Looking again at Jesus and extending the thought of speech being sustained, and asking what did Jesus say about our speech, what should we talk of, including when we sing? We just saw that Jesus with His disciples sang a psalm. Looking in othe places we read that Jesus told the wild man of Gadara to go back and tell what great things the Lord has done for you. (Luke 5). When John's disciples ask of Jesus if he was the One they really were to be looking to come, Jesus told them to look at all was happening and then to go tell John what they saw. The Psalms are a mixture of many aspects of life and emotions all dependent on who and what the person of Jesus Christ is. And in that there are few Psalms, if any, that are a good solid combination of Psalm 88 and Psalm 99,
Thine indignations go over me, and thy fear hath cut me off.
Psalms 88:16 GNV
Exalt the Lord our God, and fall down before his footestool: for he is holy.
Psalms 99:5 GNV
Each from the heart and need of man, but different day. Also, straight to the same God both views right as needed by man of and to that same God. And in that I can sing "I need thee every hour", but also sing "In Christ Alone, my hope is found". We need Psalm 99 entirely focusing on all of who God is, and all of Psalm 88, all of man's personal desperate need of God.
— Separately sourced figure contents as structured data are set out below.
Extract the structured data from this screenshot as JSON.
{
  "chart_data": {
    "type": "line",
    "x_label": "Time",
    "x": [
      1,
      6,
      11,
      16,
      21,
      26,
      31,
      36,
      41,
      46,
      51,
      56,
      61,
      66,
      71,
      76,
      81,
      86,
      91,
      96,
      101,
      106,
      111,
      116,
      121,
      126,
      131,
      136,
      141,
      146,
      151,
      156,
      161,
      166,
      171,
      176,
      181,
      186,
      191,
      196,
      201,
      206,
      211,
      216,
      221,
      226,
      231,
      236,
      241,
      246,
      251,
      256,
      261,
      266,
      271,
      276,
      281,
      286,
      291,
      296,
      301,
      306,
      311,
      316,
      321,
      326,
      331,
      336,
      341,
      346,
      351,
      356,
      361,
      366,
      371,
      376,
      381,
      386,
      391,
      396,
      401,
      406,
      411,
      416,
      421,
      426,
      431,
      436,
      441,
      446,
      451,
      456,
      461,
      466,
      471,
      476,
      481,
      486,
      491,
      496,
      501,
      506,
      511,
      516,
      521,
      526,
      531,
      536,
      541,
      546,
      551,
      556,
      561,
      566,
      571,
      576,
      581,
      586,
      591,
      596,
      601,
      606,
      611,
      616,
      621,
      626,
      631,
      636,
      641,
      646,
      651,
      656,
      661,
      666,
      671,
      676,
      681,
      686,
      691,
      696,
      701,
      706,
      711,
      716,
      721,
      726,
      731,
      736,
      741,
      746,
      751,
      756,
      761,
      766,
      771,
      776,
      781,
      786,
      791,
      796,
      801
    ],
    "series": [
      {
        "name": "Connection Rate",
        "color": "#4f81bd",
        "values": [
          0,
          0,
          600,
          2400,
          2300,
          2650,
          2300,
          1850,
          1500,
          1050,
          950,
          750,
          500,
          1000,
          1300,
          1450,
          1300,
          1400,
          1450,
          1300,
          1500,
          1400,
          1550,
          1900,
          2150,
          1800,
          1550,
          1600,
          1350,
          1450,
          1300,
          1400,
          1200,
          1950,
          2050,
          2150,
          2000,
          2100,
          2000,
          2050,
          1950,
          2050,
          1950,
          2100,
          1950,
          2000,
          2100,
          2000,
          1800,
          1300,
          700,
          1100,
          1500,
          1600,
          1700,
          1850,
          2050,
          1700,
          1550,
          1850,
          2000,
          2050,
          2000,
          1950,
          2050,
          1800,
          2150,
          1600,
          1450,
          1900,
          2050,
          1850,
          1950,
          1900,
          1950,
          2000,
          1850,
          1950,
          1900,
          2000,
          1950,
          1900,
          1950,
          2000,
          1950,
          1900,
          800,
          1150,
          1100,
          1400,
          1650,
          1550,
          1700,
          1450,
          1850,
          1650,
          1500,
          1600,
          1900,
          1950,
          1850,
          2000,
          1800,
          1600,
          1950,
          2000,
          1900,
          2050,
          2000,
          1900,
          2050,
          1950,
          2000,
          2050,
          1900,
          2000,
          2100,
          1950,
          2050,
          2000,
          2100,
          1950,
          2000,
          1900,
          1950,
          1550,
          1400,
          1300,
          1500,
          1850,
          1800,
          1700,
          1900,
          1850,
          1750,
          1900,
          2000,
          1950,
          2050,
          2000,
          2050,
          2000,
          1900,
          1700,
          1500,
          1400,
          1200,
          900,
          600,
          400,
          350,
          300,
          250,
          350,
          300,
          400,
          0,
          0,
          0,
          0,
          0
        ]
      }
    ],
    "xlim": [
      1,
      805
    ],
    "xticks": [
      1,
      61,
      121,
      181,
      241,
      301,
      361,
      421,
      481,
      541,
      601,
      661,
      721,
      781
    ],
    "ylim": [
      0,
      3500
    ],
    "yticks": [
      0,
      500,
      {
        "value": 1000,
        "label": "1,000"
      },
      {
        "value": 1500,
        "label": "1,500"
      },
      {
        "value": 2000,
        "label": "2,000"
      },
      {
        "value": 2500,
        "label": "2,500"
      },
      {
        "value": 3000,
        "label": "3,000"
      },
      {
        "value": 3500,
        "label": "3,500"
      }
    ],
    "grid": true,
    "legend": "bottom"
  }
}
Touching this aspect of speaking to ourselves in psalms, hymns, and spiritual songs once again is only my ponderings, my meditations, thoughts that run around in my head. They do not establish church polity, or doctrine. They are challenges to my personal walk before the Lord. For instance when I read Psalm 99 do I see inside of me the desire, the need to worship the Lord, the Almighty God, the King with the same passion and humility as the psalmist who wrote it?
But then in my ponderings, my wonderings, well, the Lord put within my mind to "Come, See Me", to look at Psalm 99 totally different than I have been viewing it these last several days. What a difference it makes of singing hymns, and seeing Him.